Iran’s latest missile test on January 29 received a swift response, as warranted. The United Nations Security Council called for an emergency session, and on February 2, the U.S. Treasury imposed new sanctions on persons and entities involved with Tehran’s ballistic missile program. Iran responded equally swiftly. An Iranian Revolutionary Guard commander proclaimed that a separate, large-scale military missile exercise underway in Semnan province was intended to “showcase the power of Iran’s revolution and to dismiss the sanctions.” Officials in Iran have vowed to continue testing ballistic missiles and dismissed claims that its program is a cover to develop long-range projectiles capable of carrying nuclear warheads. The United States and its allies should demand that Tehran uphold its obligation not to conduct tests of nuclear-capable ballistic or cruise missiles.
Contextualizing Iran’s Missile Tests
Nuclear weapons development usually goes hand-in-hand with the development of means of warhead delivery. This was one of the reasons that the 2010 United Nations Security Council (UNSC) resolution on Iran’s nuclear program banned work on ballistic missiles. More recently, Resolution 2231 – passed in July 2015 to codify the Joint Comprehensive Plan of Action (JCPOA) nuclear deal – calls on Iran not to undertake ballistic missile-related activities until the IAEA reaches the so-called broader conclusion that Tehran’s nuclear program is peaceful.
The IAEA’s investigations into the possible military dimension (PMD) of Iran’s nuclear program raised questions about the country’s work on missile re-entry vehicles. According to the IAEA, from 2002 to 2003, Iran carried out studies on the integration of a payload, possibly a nuclear one, into the re-entry vehicle for its Shahab-3 missile. Documentation obtained by the IAEA included information on workshops in Iran on development for such vehicles. Although the IAEA Board closed consideration of the PMD agenda item at its December 2015 board meeting, Iran never fully answered the Agency’s questions.
Weak Language in Resolution 2231
Iran’s testing of ballistic and cruise missiles with wide ranges should raise concerns among America’s European allies. Yet Iran argues that its missile tests are permitted because Resolution 2231 only “call[s] upon” it “not to undertake any activity related to ballistic missiles designed to be capable of delivering nuclear weapons.” In the language of the UN, “calling” is weaker than the phrasing of pre-JCPOA resolutions that “decides” that Iran shall not conduct activity “related to ballistic missiles capable of delivering nuclear weapons.”

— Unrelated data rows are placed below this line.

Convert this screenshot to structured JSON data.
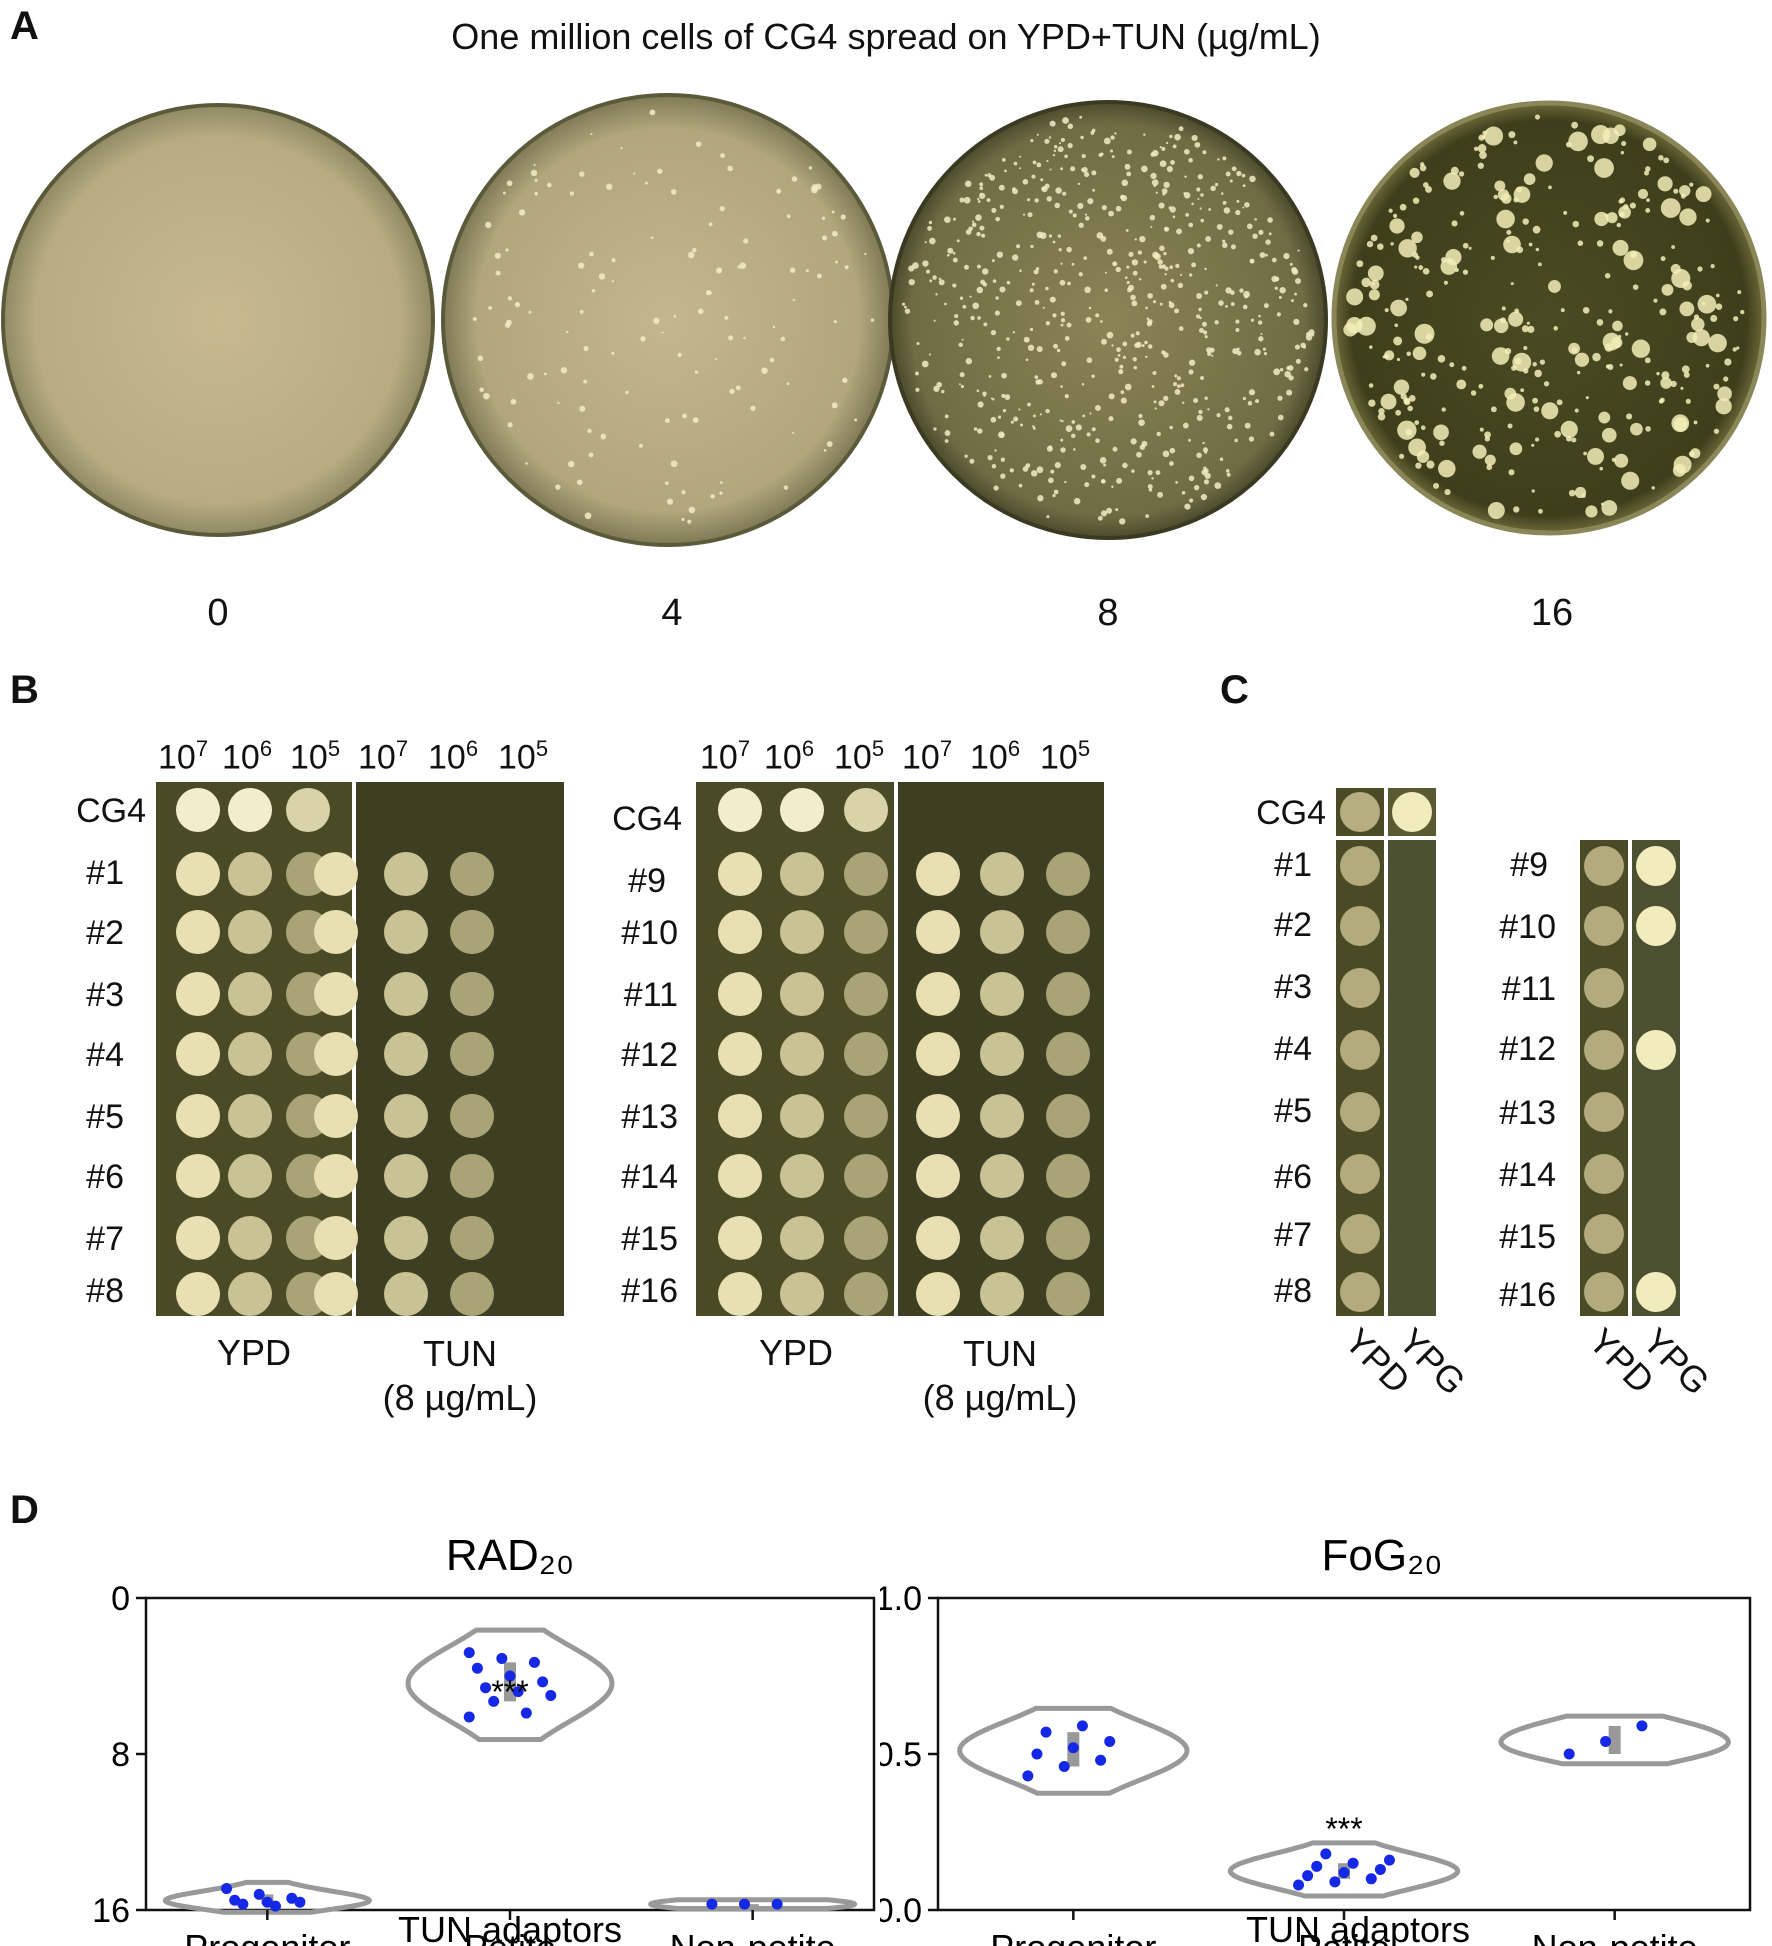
{
  "panel_a": {
    "letter": "A",
    "title": "One million cells of CG4 spread on YPD+TUN (µg/mL)",
    "plates": [
      {
        "label": "0",
        "colony_level": 0
      },
      {
        "label": "4",
        "colony_level": 0.15
      },
      {
        "label": "8",
        "colony_level": 0.7
      },
      {
        "label": "16",
        "colony_level": 0.35
      }
    ]
  },
  "panel_b": {
    "letter": "B",
    "dilutions": [
      {
        "base": "10",
        "exp": "7"
      },
      {
        "base": "10",
        "exp": "6"
      },
      {
        "base": "10",
        "exp": "5"
      }
    ],
    "left_rows": [
      "CG4",
      "#1",
      "#2",
      "#3",
      "#4",
      "#5",
      "#6",
      "#7",
      "#8"
    ],
    "right_rows": [
      "CG4",
      "#9",
      "#10",
      "#11",
      "#12",
      "#13",
      "#14",
      "#15",
      "#16"
    ],
    "media": {
      "ypd": "YPD",
      "tun_line1": "TUN",
      "tun_line2": "(8 µg/mL)"
    }
  },
  "panel_c": {
    "letter": "C",
    "top_row": "CG4",
    "left_rows": [
      "#1",
      "#2",
      "#3",
      "#4",
      "#5",
      "#6",
      "#7",
      "#8"
    ],
    "right_rows": [
      "#9",
      "#10",
      "#11",
      "#12",
      "#13",
      "#14",
      "#15",
      "#16"
    ],
    "media": {
      "ypd": "YPD",
      "ypg": "YPG"
    },
    "ypg_growth_right": [
      true,
      true,
      false,
      true,
      false,
      false,
      false,
      true
    ]
  },
  "panel_d": {
    "letter": "D",
    "colors": {
      "violin": "#999999",
      "point": "#1428e6",
      "box": "#999999"
    },
    "chart_data": [
      {
        "type": "violin",
        "title": "RAD₂₀",
        "xlabel": "TUN adaptors",
        "ylabel": "",
        "categories": [
          "Progenitor",
          "Petite",
          "Non-petite"
        ],
        "y_inverted": true,
        "ylim": [
          16,
          0
        ],
        "yticks": [
          "0",
          "8",
          "16"
        ],
        "annotations": [
          {
            "category": "Petite",
            "text": "***"
          }
        ],
        "series": [
          {
            "category": "Progenitor",
            "values": [
              14.9,
              15.2,
              15.4,
              15.5,
              15.6,
              15.6,
              15.7,
              15.8
            ]
          },
          {
            "category": "Petite",
            "values": [
              2.8,
              3.1,
              3.3,
              3.6,
              4.0,
              4.3,
              4.6,
              4.8,
              5.0,
              5.3,
              5.9,
              6.1
            ]
          },
          {
            "category": "Non-petite",
            "values": [
              15.7,
              15.7,
              15.7
            ]
          }
        ]
      },
      {
        "type": "violin",
        "title": "FoG₂₀",
        "xlabel": "TUN adaptors",
        "ylabel": "",
        "categories": [
          "Progenitor",
          "Petite",
          "Non-petite"
        ],
        "y_inverted": false,
        "ylim": [
          0.0,
          1.0
        ],
        "yticks": [
          "0.0",
          "0.5",
          "1.0"
        ],
        "annotations": [
          {
            "category": "Petite",
            "text": "***"
          }
        ],
        "series": [
          {
            "category": "Progenitor",
            "values": [
              0.43,
              0.46,
              0.48,
              0.5,
              0.52,
              0.54,
              0.57,
              0.59
            ]
          },
          {
            "category": "Petite",
            "values": [
              0.08,
              0.09,
              0.1,
              0.11,
              0.12,
              0.13,
              0.14,
              0.15,
              0.16,
              0.18
            ]
          },
          {
            "category": "Non-petite",
            "values": [
              0.5,
              0.54,
              0.59
            ]
          }
        ]
      }
    ]
  }
}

The language of Resolution 2231 was largely negotiated between Iran and the U.S., meaning both sides must have an agreed understanding as to the meaning of “designed to be capable.” This definition should be disclosed to clarify the resolution’s scope. The JCPOA is a complex agreement, and its negotiators concluded side agreements to clarify some of the arrangements. Some of the side deals – such as exemptions on certain nuclear material holdings or on the number of hot cells – were made public shortly before the U.S. presidential transition. Others, like those on PMD and Iran’s uranium enrichment research and development, remain under wraps. According to Iranian news reports, unwritten agreements may also have been reached, such as Iranian Foreign Minister Mohammad Javad Zarif’s assertion of then-Secretary of State John Kerry’s promise that the Iran Sanctions Act would not be extended.

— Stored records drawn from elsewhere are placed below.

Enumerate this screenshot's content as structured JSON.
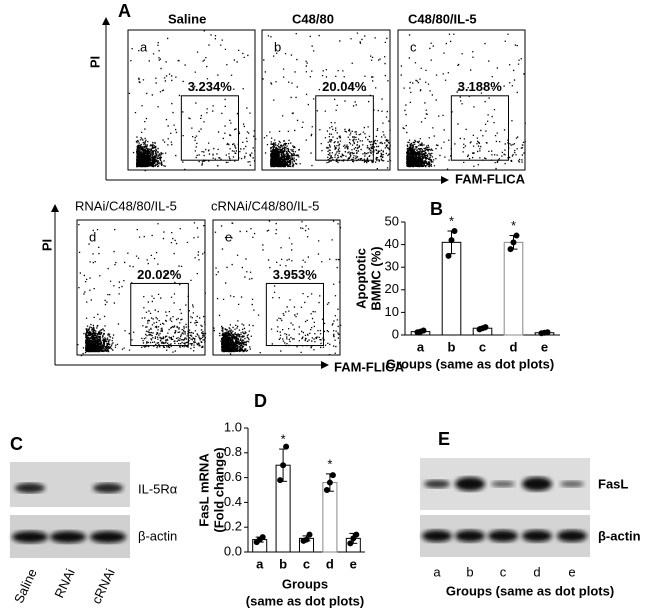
{
  "flow": {
    "panel_label": "A",
    "y_label": "PI",
    "x_label": "FAM-FLICA",
    "plots": [
      {
        "title": "Saline",
        "letter": "a",
        "percent": "3.234%"
      },
      {
        "title": "C48/80",
        "letter": "b",
        "percent": "20.04%"
      },
      {
        "title": "C48/80/IL-5",
        "letter": "c",
        "percent": "3.188%"
      },
      {
        "title": "RNAi/C48/80/IL-5",
        "letter": "d",
        "percent": "20.02%"
      },
      {
        "title": "cRNAi/C48/80/IL-5",
        "letter": "e",
        "percent": "3.953%"
      }
    ]
  },
  "chart_data": [
    {
      "type": "bar",
      "panel_label": "B",
      "y_label": [
        "Apoptotic",
        "BMMC (%)"
      ],
      "x_label": [
        "Groups (same as dot plots)"
      ],
      "categories": [
        "a",
        "b",
        "c",
        "d",
        "e"
      ],
      "values": [
        1.5,
        41,
        3,
        41,
        1
      ],
      "errors": [
        0.5,
        5,
        0.7,
        3,
        0.3
      ],
      "points": [
        [
          1.2,
          1.5,
          2
        ],
        [
          35,
          42,
          46
        ],
        [
          2.5,
          3,
          3.5
        ],
        [
          38,
          41,
          44
        ],
        [
          0.8,
          1,
          1.2
        ]
      ],
      "colors": [
        "#000000",
        "#000000",
        "#000000",
        "#888888",
        "#000000"
      ],
      "annotations": [
        {
          "index": 1,
          "text": "*"
        },
        {
          "index": 3,
          "text": "*"
        }
      ],
      "ylim": [
        0,
        50
      ],
      "yticks": [
        0,
        10,
        20,
        30,
        40,
        50
      ]
    },
    {
      "type": "bar",
      "panel_label": "D",
      "y_label": [
        "FasL mRNA",
        "(Fold change)"
      ],
      "x_label": [
        "Groups",
        "(same as dot plots)"
      ],
      "categories": [
        "a",
        "b",
        "c",
        "d",
        "e"
      ],
      "values": [
        0.1,
        0.7,
        0.11,
        0.56,
        0.11
      ],
      "errors": [
        0.02,
        0.13,
        0.02,
        0.07,
        0.04
      ],
      "points": [
        [
          0.08,
          0.1,
          0.12
        ],
        [
          0.58,
          0.7,
          0.85
        ],
        [
          0.09,
          0.1,
          0.14
        ],
        [
          0.5,
          0.56,
          0.62
        ],
        [
          0.07,
          0.11,
          0.14
        ]
      ],
      "colors": [
        "#000000",
        "#000000",
        "#000000",
        "#888888",
        "#000000"
      ],
      "annotations": [
        {
          "index": 1,
          "text": "*"
        },
        {
          "index": 3,
          "text": "*"
        }
      ],
      "ylim": [
        0,
        1
      ],
      "yticks": [
        {
          "value": 0,
          "label": "0.0"
        },
        0.2,
        0.4,
        0.6,
        0.8,
        {
          "value": 1,
          "label": "1.0"
        }
      ]
    }
  ],
  "blot_c": {
    "panel_label": "C",
    "bands": [
      "IL-5Rα",
      "β-actin"
    ],
    "lanes": [
      "Saline",
      "RNAi",
      "cRNAi"
    ]
  },
  "blot_e": {
    "panel_label": "E",
    "bands": [
      "FasL",
      "β-actin"
    ],
    "lanes": [
      "a",
      "b",
      "c",
      "d",
      "e"
    ],
    "x_label": "Groups (same as dot plots)"
  }
}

Disclosure of the understandings related to Resolution 2231 is important, especially in light of German reports that on January 29, Iran may have also tested a “Sumar” cruise missile that is considered nuclear-capable. Sumar’s design work was known at the time of the JCPOA negotiations, so it is essential to understand whether this matter was discussed during the talks, and if so, why Resolution 2231 makes no mention of cruise missiles. Alternatively, if there was an undisclosed understanding between Iran and P5+1 over cruise-missile testing, that should also be made public.
The JCPOA puts a temporary lid on Iran’s uranium-enrichment and plutonium programs, but other nuclear developments – testing of more advanced centrifuges, stockpiling of uranium, and enhancing nuclear manufacturing infrastructure – continue apace. Developments on Tehran’s missile program therefore cannot be dealt with in isolation from its nuclear efforts.
If testing of ballistic and cruise missiles is covered by Resolution 2231, those provisions should be implemented and Iran held to account. If the resolution’s provisions do not cover such activities, the Security Council should issue a new resolution explicitly banning them and ensure that there are long-term restrictions in place for the time when Iran is capable of producing fissile material in just a matter of weeks.
This new resolution should be synchronized with additional curbs on Iran’s enrichment capacity and concluded well before an IAEA broader conclusion is reached. Failure to address this problem means that Iran will have delivery vehicles on hand when it is able, in a decade, to enrich uranium for a nuclear bomb in merely a few weeks.
Dr. Olli Heinonen is a senior advisor on science and nonproliferation at the Foundation for Defense of Democracies. He is the former deputy director general of the International Atomic Energy Agency (IAEA) and head of its Department of Safeguards.